There are some interesting reads in the latest issue of Current World Archaeology [108 August 2021] – see past issues at www.world-archaeology.com – but one that I always make a beeline for is Chris Catling's column – see page 60 and 61. It concerns climate change and archaeology – in the Sahara. During Late Pleistocene. For example, he quotes a recent paper that claimed there was evidence that violence broke out due to climate change, after archaeologists re-examined a cemetery on the Nile that dated back to 13,400 years ago. On my calculation that would be slap bang in the middle of the Bolling-Alleroed warm period, often presented as Dansgaard-Oeschger warming following the Oldest Dryas event. However, no doubt my calculation is wrong – but in any case, we have a cemetery of people that are described as hunters and fishers [dodging the crocodiles in the Nile] that left behind a lot of skeletons that had traces of lesions, healed or otherwise. The new study, instead of lumping them all together as the result of a single violent incident, say the bodies were inhumed over an extended period of time – reflecting tensions arising with their neighbours [presumably because they had access to good hunting and fishing grounds]. So we now have frequent conflict, or skirmishes, rather than a short and sweet single encounter. The statement, 'most probably due to climate change' is quoted by Catling. Are archaeologists now advocates of global warming – peering into their crystal balls?
However, what really caught my attention was the next research paper mentioned by Catling, by Enno Schefuss and Cheddadi in PNAS. They analysed pollen and leaf material from a sediment core from a lake in the High Atlas of Morocco – mentioned on the News a few weeks or months ago. The Green Sahara is said to define a period between 14,500 to 5000 years ago, when large areas of North Africa were well populated and the Sahara was green with vegetation and ample water in rivers and lakes etc. The duration of the greening is open to a bit of movement on either end but that is roughly the mainstream position. It is unclear if the Sahara was a desert prior to 14,500 years ago – but that is a different story. At this point, Catling casually throws in the line, 'until now, researchers have attributed this phenomenon to the tilting of the earth's axis ….' bringing summer monsoon rain further north. Unfortunately, after an initial spurt of interest, I realised he was not really talking about physical movement at the axis of rotation. They are of course referring to the slow gradual tilt of the earth as it orbits around the Sun, as used by Milankovitch in his very clever set of calculations. If there had been a shift in the axis of rotation at some point after the Late Glacial Maximum, that might well explain the greening of the Sahara – but no, this is not what was implied. Various earlier papers have suggested the monsoon track by moving northwards brought enough rain to bear on the Sahara, causing vegetation to grow and rivers to flow. We may note this also applies to the Sinai, the Negev, and the Arabian peninsular, and most probably, what is now Pakistan and Baluchistan. Indeed, most of Iran. It seemed like a good theory and various paleoclimate scientists recited the mantra until a recent study, a year or so ago, realised that a shift of the Monsoon was not enough. The Sahara is a big place – and a shift in the monsoon track could not have affected all of it. In this latest study the team sought to find out what was required to make the whole of the Sahara green – and our quandary is – are they right, or not.

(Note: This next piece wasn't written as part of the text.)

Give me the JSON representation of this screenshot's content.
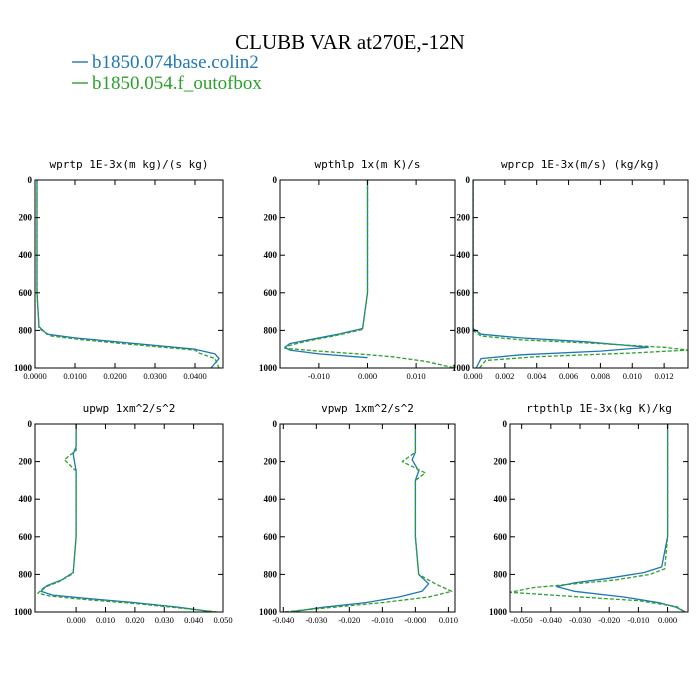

In other words, the Milankovitch style tilt of the earth was not enough to explain the situation. The sediment core and its pollen and leaf material was Mediterranean in nature – more commonly associated with Italy and Greece in the modern world. These plants rely on winter rains – and the summer monsoon rain would not have favoured their existence. The authors continue by saying this means there was a move southwards by the westerlies, a belt of winter rain fall, much as modern Mediterranean type plants rely on them. Or at least, the Mediterranean climate may account for the greening of North Africa – but once again, not for the whole of the Sahara [as crocodiles, giraffe and elephants were part of the fauna]. So, did the monsoon track move northwards just as the westerlies track moved south? If so, why? And how? I look forwards to the sequel.
Catling has a knack for making the reader think, dredging out the odd sentence of a research author that one might themselves, or ourselves, have missed. He also has an excellent take on pre-coinage prehistoric money systems, noting how well it worked, and why.